The Court of Chancery
Delaware’s Court of Chancery is a unique institution. Founded in 1792, it’s the nation’s preeminent forum for corporate law disputes — most Fortune 500 companies are incorporated in Delaware, and their internal governance disputes are resolved here. Chancery cases are typically bench trials (judge-decided, no jury), but the court’s prominence shapes Delaware’s legal culture and jury system indirectly.
The presence of the Chancery Court means Delaware’s judiciary handles a volume and complexity of corporate litigation disproportionate to the state’s small population.

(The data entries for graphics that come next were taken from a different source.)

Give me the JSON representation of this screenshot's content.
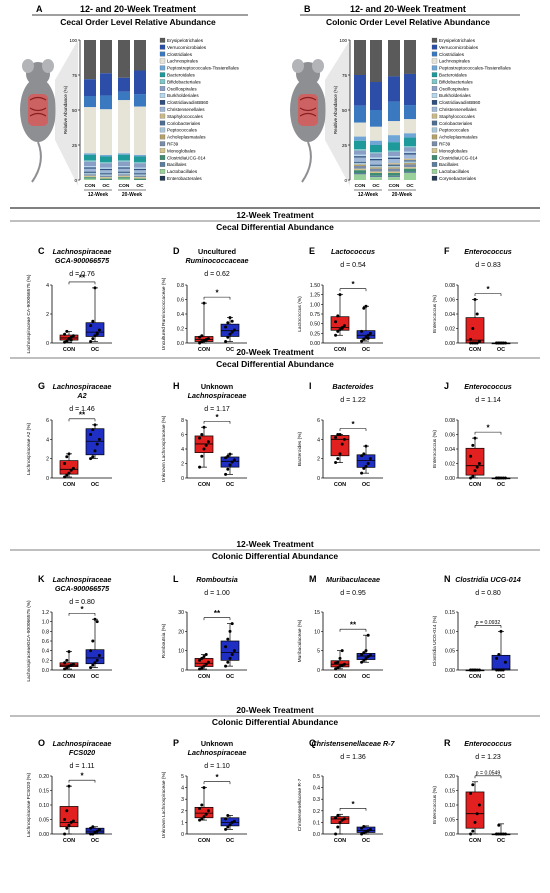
{
  "top": {
    "A": {
      "letter": "A",
      "head": "12- and 20-Week Treatment",
      "sub": "Cecal Order Level Relative Abundance"
    },
    "B": {
      "letter": "B",
      "head": "12- and 20-Week Treatment",
      "sub": "Colonic Order Level Relative Abundance"
    }
  },
  "legendA": [
    "Erysipelotrichales",
    "Verrucomicrobiales",
    "Clostridiales",
    "Lachnospirales",
    "Peptostreptococcales-Tissierellales",
    "Bacteroidales",
    "Bifidobacteriales",
    "Oscillospirales",
    "Burkholderiales",
    "ClostridiavadinBB60",
    "Christensenellales",
    "Staphylococcales",
    "Coriobacteriales",
    "Peptococcales",
    "Acholeplasmatales",
    "RF39",
    "Monoglobales",
    "ClostridiaUCG-014",
    "Bacillales",
    "Lactobacillales",
    "Enterobacterales"
  ],
  "legendB": [
    "Erysipelotrichales",
    "Verrucomicrobiales",
    "Clostridiales",
    "Lachnospirales",
    "Peptostreptococcales-Tissierellales",
    "Bacteroidales",
    "Bifidobacteriales",
    "Oscillospirales",
    "Burkholderiales",
    "ClostridiavadinBB60",
    "Christensenellales",
    "Staphylococcales",
    "Coriobacteriales",
    "Peptococcales",
    "Acholeplasmatales",
    "RF39",
    "Monoglobales",
    "ClostridiaUCG-014",
    "Bacillales",
    "Lactobacillales",
    "Corynebacteriales"
  ],
  "colors": {
    "con": "#e32020",
    "oc": "#1f2fc4",
    "conDark": "#a01515",
    "ocDark": "#0f1a7a"
  },
  "stackColors": [
    "#5a5a5a",
    "#2c4ea8",
    "#3a78c0",
    "#e6e4d7",
    "#6fa6d6",
    "#1e9a9a",
    "#7fc6c8",
    "#8a9fc6",
    "#b7d7ec",
    "#2f4f7f",
    "#9fb8d8",
    "#c9b88a",
    "#4d6e92",
    "#a8c8d8",
    "#b3a16a",
    "#7a8ca8",
    "#d3c58f",
    "#3f8c72",
    "#5d7f9e",
    "#9ad09a",
    "#243b53"
  ],
  "stacked": {
    "A": {
      "ylabel": "Relative Abundance (%)",
      "yticks": [
        "0",
        "25",
        "50",
        "75",
        "100"
      ],
      "groups": [
        "12-Week",
        "20-Week"
      ],
      "bars": [
        {
          "label": "CON",
          "values": [
            28,
            12,
            8,
            33,
            1,
            4,
            1,
            3,
            1,
            1,
            2,
            0,
            1,
            1,
            0,
            1,
            1,
            1,
            0,
            1,
            0
          ]
        },
        {
          "label": "OC",
          "values": [
            24,
            16,
            10,
            33,
            1,
            4,
            1,
            3,
            1,
            1,
            2,
            0,
            1,
            1,
            0,
            1,
            1,
            1,
            0,
            0,
            0
          ]
        },
        {
          "label": "CON",
          "values": [
            27,
            10,
            6,
            38,
            1,
            4,
            1,
            3,
            1,
            1,
            2,
            0,
            1,
            1,
            0,
            1,
            1,
            1,
            0,
            1,
            0
          ]
        },
        {
          "label": "OC",
          "values": [
            22,
            17,
            9,
            35,
            1,
            4,
            1,
            3,
            1,
            1,
            2,
            0,
            1,
            1,
            0,
            1,
            1,
            1,
            0,
            0,
            0
          ]
        }
      ]
    },
    "B": {
      "ylabel": "Realtive Abundance (%)",
      "yticks": [
        "0",
        "25",
        "50",
        "75",
        "100"
      ],
      "groups": [
        "12-Week",
        "20-Week"
      ],
      "bars": [
        {
          "label": "CON",
          "values": [
            25,
            22,
            12,
            10,
            3,
            6,
            1,
            3,
            1,
            1,
            3,
            0,
            1,
            1,
            1,
            2,
            1,
            2,
            1,
            4,
            0
          ]
        },
        {
          "label": "OC",
          "values": [
            30,
            20,
            12,
            10,
            3,
            5,
            1,
            3,
            1,
            1,
            3,
            0,
            1,
            1,
            1,
            2,
            1,
            2,
            1,
            2,
            0
          ]
        },
        {
          "label": "CON",
          "values": [
            26,
            18,
            14,
            10,
            5,
            6,
            1,
            3,
            1,
            1,
            3,
            1,
            1,
            1,
            1,
            2,
            1,
            2,
            1,
            2,
            0
          ]
        },
        {
          "label": "OC",
          "values": [
            24,
            22,
            10,
            10,
            3,
            6,
            1,
            3,
            1,
            1,
            3,
            1,
            1,
            1,
            1,
            2,
            1,
            2,
            1,
            5,
            0
          ]
        }
      ]
    }
  },
  "sections": [
    {
      "treatment": "12-Week Treatment",
      "title": "Cecal Differential Abundance"
    },
    {
      "treatment": "20-Week Treatment",
      "title": "Cecal Differential Abundance"
    },
    {
      "treatment": "12-Week Treatment",
      "title": "Colonic Differential Abundance"
    },
    {
      "treatment": "20-Week Treatment",
      "title": "Colonic Differential Abundance"
    }
  ],
  "panels": [
    {
      "letter": "C",
      "title1": "Lachnospiraceae",
      "title2": "GCA-900066575",
      "italic1": true,
      "italic2": true,
      "d": "d = 0.76",
      "ylabel": "Lachnospiraceae CA-900066575 (%)",
      "yticks": [
        "0",
        "2",
        "4"
      ],
      "ymax": 4.5,
      "sig": "**",
      "con": [
        0.05,
        0.15,
        0.3,
        0.4,
        0.5,
        0.6,
        0.8,
        0.3,
        0.2
      ],
      "oc": [
        0.1,
        0.3,
        0.5,
        0.7,
        0.9,
        1.2,
        1.5,
        3.8,
        0.6
      ],
      "conBox": [
        0.05,
        0.2,
        0.35,
        0.55,
        0.8
      ],
      "ocBox": [
        0.1,
        0.45,
        0.75,
        1.4,
        3.8
      ]
    },
    {
      "letter": "D",
      "title1": "Uncultured",
      "title2": "Ruminococcaceae",
      "italic1": false,
      "italic2": true,
      "d": "d = 0.62",
      "ylabel": "Uncultured Ruminococcaceae (%)",
      "yticks": [
        "0.0",
        "0.2",
        "0.4",
        "0.6",
        "0.8"
      ],
      "ymax": 0.8,
      "sig": "*",
      "con": [
        0.0,
        0.02,
        0.03,
        0.05,
        0.06,
        0.08,
        0.1,
        0.55,
        0.04
      ],
      "oc": [
        0.02,
        0.08,
        0.12,
        0.15,
        0.18,
        0.22,
        0.28,
        0.35,
        0.3
      ],
      "conBox": [
        0.0,
        0.02,
        0.05,
        0.09,
        0.55
      ],
      "ocBox": [
        0.02,
        0.09,
        0.17,
        0.26,
        0.35
      ]
    },
    {
      "letter": "E",
      "title1": "Lactococcus",
      "title2": "",
      "italic1": true,
      "italic2": false,
      "d": "d = 0.54",
      "ylabel": "Lactococcus (%)",
      "yticks": [
        "0.00",
        "0.25",
        "0.50",
        "0.75",
        "1.00",
        "1.25",
        "1.50"
      ],
      "ymax": 1.5,
      "sig": "*",
      "con": [
        0.2,
        0.3,
        0.35,
        0.4,
        0.45,
        0.55,
        0.7,
        1.25,
        0.38
      ],
      "oc": [
        0.05,
        0.1,
        0.15,
        0.2,
        0.25,
        0.3,
        0.9,
        0.95,
        0.12
      ],
      "conBox": [
        0.2,
        0.33,
        0.4,
        0.68,
        1.25
      ],
      "ocBox": [
        0.05,
        0.12,
        0.2,
        0.32,
        0.95
      ]
    },
    {
      "letter": "F",
      "title1": "Enterococcus",
      "title2": "",
      "italic1": true,
      "italic2": false,
      "d": "d = 0.83",
      "ylabel": "Enterococcus (%)",
      "yticks": [
        "0.00",
        "0.02",
        "0.04",
        "0.06",
        "0.08"
      ],
      "ymax": 0.08,
      "sig": "*",
      "con": [
        0.0,
        0.0,
        0.0,
        0.0,
        0.002,
        0.005,
        0.02,
        0.06,
        0.04
      ],
      "oc": [
        0,
        0,
        0,
        0,
        0,
        0,
        0,
        0,
        0
      ],
      "conBox": [
        0.0,
        0.0,
        0.004,
        0.035,
        0.06
      ],
      "ocBox": [
        0,
        0,
        0,
        0,
        0
      ]
    },
    {
      "letter": "G",
      "title1": "Lachnospiraceae",
      "title2": "A2",
      "italic1": true,
      "italic2": true,
      "d": "d = 1.46",
      "ylabel": "Lachnospiraceae A2 (%)",
      "yticks": [
        "0",
        "2",
        "4",
        "6"
      ],
      "ymax": 6.5,
      "sig": "**",
      "con": [
        0.1,
        0.3,
        0.5,
        0.8,
        1.0,
        1.5,
        2.2,
        2.5
      ],
      "oc": [
        2.0,
        2.2,
        2.8,
        3.5,
        4.0,
        4.5,
        5.0,
        5.5
      ],
      "conBox": [
        0.1,
        0.4,
        0.9,
        1.8,
        2.5
      ],
      "ocBox": [
        2.0,
        2.4,
        3.8,
        5.1,
        5.5
      ]
    },
    {
      "letter": "H",
      "title1": "Unknown",
      "title2": "Lachnospiraceae",
      "italic1": false,
      "italic2": true,
      "d": "d = 1.17",
      "ylabel": "Unknown Lachnospiraceae (%)",
      "yticks": [
        "0",
        "2",
        "4",
        "6",
        "8"
      ],
      "ymax": 8,
      "sig": "*",
      "con": [
        1.5,
        3.0,
        4.0,
        4.5,
        5.0,
        5.5,
        6.0,
        7.0
      ],
      "oc": [
        0.5,
        1.2,
        1.8,
        2.2,
        2.5,
        2.8,
        3.0,
        3.3
      ],
      "conBox": [
        1.5,
        3.5,
        4.7,
        5.8,
        7.0
      ],
      "ocBox": [
        0.5,
        1.5,
        2.3,
        2.9,
        3.3
      ]
    },
    {
      "letter": "I",
      "title1": "Bacteroides",
      "title2": "",
      "italic1": true,
      "italic2": false,
      "d": "d = 1.22",
      "ylabel": "Bacteroides (%)",
      "yticks": [
        "0",
        "2",
        "4",
        "6"
      ],
      "ymax": 6,
      "sig": "*",
      "con": [
        1.6,
        2.0,
        2.5,
        3.5,
        4.0,
        4.2,
        4.5,
        4.5
      ],
      "oc": [
        0.5,
        1.0,
        1.2,
        1.5,
        2.0,
        2.3,
        2.5,
        3.3
      ],
      "conBox": [
        1.6,
        2.3,
        4.0,
        4.4,
        4.5
      ],
      "ocBox": [
        0.5,
        1.1,
        1.8,
        2.4,
        3.3
      ]
    },
    {
      "letter": "J",
      "title1": "Enterococcus",
      "title2": "",
      "italic1": true,
      "italic2": false,
      "d": "d = 1.14",
      "ylabel": "Enterococcus (%)",
      "yticks": [
        "0.00",
        "0.02",
        "0.04",
        "0.06",
        "0.08"
      ],
      "ymax": 0.08,
      "sig": "*",
      "con": [
        0.0,
        0.002,
        0.01,
        0.015,
        0.02,
        0.03,
        0.045,
        0.055
      ],
      "oc": [
        0,
        0,
        0,
        0,
        0,
        0,
        0
      ],
      "conBox": [
        0.0,
        0.004,
        0.017,
        0.041,
        0.055
      ],
      "ocBox": [
        0,
        0,
        0,
        0,
        0
      ]
    },
    {
      "letter": "K",
      "title1": "Lachnospiraceae",
      "title2": "GCA-900066575",
      "italic1": true,
      "italic2": true,
      "d": "d = 0.80",
      "ylabel": "LachnospiraceaeGCA-900066575 (%)",
      "yticks": [
        "0.0",
        "0.2",
        "0.4",
        "0.6",
        "0.8",
        "1.0",
        "1.2"
      ],
      "ymax": 1.2,
      "sig": "*",
      "con": [
        0.02,
        0.05,
        0.08,
        0.1,
        0.12,
        0.15,
        0.2,
        0.38,
        0.1
      ],
      "oc": [
        0.05,
        0.1,
        0.15,
        0.2,
        0.3,
        0.4,
        0.6,
        1.05,
        1.0
      ],
      "conBox": [
        0.02,
        0.07,
        0.1,
        0.15,
        0.38
      ],
      "ocBox": [
        0.05,
        0.13,
        0.25,
        0.42,
        1.05
      ]
    },
    {
      "letter": "L",
      "title1": "Romboutsia",
      "title2": "",
      "italic1": true,
      "italic2": false,
      "d": "d = 1.00",
      "ylabel": "Romboutsia (%)",
      "yticks": [
        "0",
        "10",
        "20",
        "30"
      ],
      "ymax": 30,
      "sig": "**",
      "con": [
        0.5,
        1.0,
        2.0,
        3.0,
        4.0,
        5.0,
        6.0,
        7.0,
        8.0
      ],
      "oc": [
        2.0,
        4.0,
        6.0,
        8.0,
        10.0,
        12.0,
        16.0,
        20.0,
        24.0
      ],
      "conBox": [
        0.5,
        1.8,
        3.5,
        6.0,
        8.0
      ],
      "ocBox": [
        2.0,
        5.0,
        9.0,
        15.0,
        24.0
      ]
    },
    {
      "letter": "M",
      "title1": "Muribaculaceae",
      "title2": "",
      "italic1": true,
      "italic2": false,
      "d": "d = 0.95",
      "ylabel": "Muribaculaceae (%)",
      "yticks": [
        "0",
        "5",
        "10",
        "15"
      ],
      "ymax": 15,
      "sig": "**",
      "con": [
        0.3,
        0.6,
        1.0,
        1.2,
        1.5,
        1.8,
        2.0,
        3.0,
        5.0
      ],
      "oc": [
        2.0,
        2.5,
        3.0,
        3.5,
        3.8,
        4.0,
        4.5,
        5.0,
        9.0
      ],
      "conBox": [
        0.3,
        0.8,
        1.5,
        2.4,
        5.0
      ],
      "ocBox": [
        2.0,
        2.7,
        3.6,
        4.3,
        9.0
      ]
    },
    {
      "letter": "N",
      "title1": "Clostridia UCG-014",
      "title2": "",
      "italic1": true,
      "italic2": false,
      "d": "d = 0.80",
      "ylabel": "Clostridia UCG-014 (%)",
      "yticks": [
        "0.00",
        "0.05",
        "0.10",
        "0.15"
      ],
      "ymax": 0.15,
      "sig": "p = 0.0932",
      "con": [
        0,
        0,
        0,
        0,
        0,
        0,
        0,
        0
      ],
      "oc": [
        0.0,
        0.0,
        0.0,
        0.0,
        0.02,
        0.03,
        0.04,
        0.1
      ],
      "conBox": [
        0,
        0,
        0,
        0,
        0
      ],
      "ocBox": [
        0.0,
        0.0,
        0.003,
        0.038,
        0.1
      ]
    },
    {
      "letter": "O",
      "title1": "Lachnospiraceae",
      "title2": "FCS020",
      "italic1": true,
      "italic2": true,
      "d": "d = 1.11",
      "ylabel": "Lachnospiraceae FCS020 (%)",
      "yticks": [
        "0.00",
        "0.05",
        "0.10",
        "0.15",
        "0.20"
      ],
      "ymax": 0.2,
      "sig": "*",
      "con": [
        0.0,
        0.02,
        0.03,
        0.04,
        0.045,
        0.05,
        0.08,
        0.165
      ],
      "oc": [
        0.0,
        0.0,
        0.005,
        0.01,
        0.015,
        0.02,
        0.025
      ],
      "conBox": [
        0.0,
        0.025,
        0.04,
        0.095,
        0.165
      ],
      "ocBox": [
        0.0,
        0.003,
        0.01,
        0.02,
        0.025
      ]
    },
    {
      "letter": "P",
      "title1": "Unknown",
      "title2": "Lachnospiraceae",
      "italic1": false,
      "italic2": true,
      "d": "d = 1.10",
      "ylabel": "Unknown Lachnospiraceae (%)",
      "yticks": [
        "0",
        "1",
        "2",
        "3",
        "4",
        "5"
      ],
      "ymax": 5,
      "sig": "*",
      "con": [
        1.2,
        1.3,
        1.5,
        1.7,
        2.0,
        2.2,
        2.5,
        4.0
      ],
      "oc": [
        0.4,
        0.6,
        0.8,
        1.0,
        1.1,
        1.3,
        1.6
      ],
      "conBox": [
        1.2,
        1.4,
        1.8,
        2.3,
        4.0
      ],
      "ocBox": [
        0.4,
        0.7,
        1.0,
        1.4,
        1.6
      ]
    },
    {
      "letter": "Q",
      "title1": "Christensenellaceae R-7",
      "title2": "",
      "italic1": true,
      "italic2": false,
      "d": "d = 1.36",
      "ylabel": "Christensenellaceae R-7",
      "yticks": [
        "0.0",
        "0.1",
        "0.2",
        "0.3",
        "0.4",
        "0.5"
      ],
      "ymax": 0.5,
      "sig": "*",
      "con": [
        0.0,
        0.06,
        0.1,
        0.12,
        0.13,
        0.14,
        0.16
      ],
      "oc": [
        0.0,
        0.01,
        0.02,
        0.03,
        0.04,
        0.05,
        0.065
      ],
      "conBox": [
        0.0,
        0.09,
        0.13,
        0.15,
        0.17
      ],
      "ocBox": [
        0.0,
        0.013,
        0.03,
        0.06,
        0.07
      ]
    },
    {
      "letter": "R",
      "title1": "Enterococcus",
      "title2": "",
      "italic1": true,
      "italic2": false,
      "d": "d = 1.23",
      "ylabel": "Enterococcus (%)",
      "yticks": [
        "0.00",
        "0.05",
        "0.10",
        "0.15",
        "0.20"
      ],
      "ymax": 0.2,
      "sig": "p = 0.0549",
      "con": [
        0.0,
        0.01,
        0.04,
        0.07,
        0.1,
        0.14,
        0.17
      ],
      "oc": [
        0,
        0,
        0,
        0,
        0,
        0,
        0.03
      ],
      "conBox": [
        0.0,
        0.02,
        0.07,
        0.145,
        0.18
      ],
      "ocBox": [
        0,
        0,
        0,
        0,
        0.035
      ]
    }
  ],
  "xlabels": {
    "con": "CON",
    "oc": "OC"
  }
}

For jurors in the Superior Court (Delaware’s general trial court), this means the system is well-funded and professionally administered — a benefit of the state’s outsized role in American corporate law.
Geographic Compactness
Delaware’s three counties are all within easy driving distance. A juror in Wilmington (New Castle County) reports to the Leonard L. Williams Justice Center. A juror in Georgetown (Sussex County) reports to the Sussex County Courthouse. At most, a juror drives about 75 miles — and in a state 96 miles long, even the “long” drives are short by the standards of Montana or New Mexico. The compact geography partially offsets the lack of separate mileage reimbursement; most jurors’ round-trip travel is modest.
How Delaware Compares
Delaware’s $20/day all-inclusive rate places it in the lower-middle tier nationally. Neighboring Pennsylvania pays $25/day with separate mileage, and Maryland $15/day. The all-inclusive nature of Delaware’s $20 — covering travel, parking, and expenses — makes direct dollar comparisons somewhat misleading; a Delaware juror driving 10 miles might net more than a Maryland juror at $15/day minus parking costs. Federal jurors in Delaware’s single district receive $50/day plus separate round-trip mileage. Delaware’s corporate law prominence means its court system is unusually well-resourced for a state its size, even if the daily juror stipend doesn’t reflect that wealth.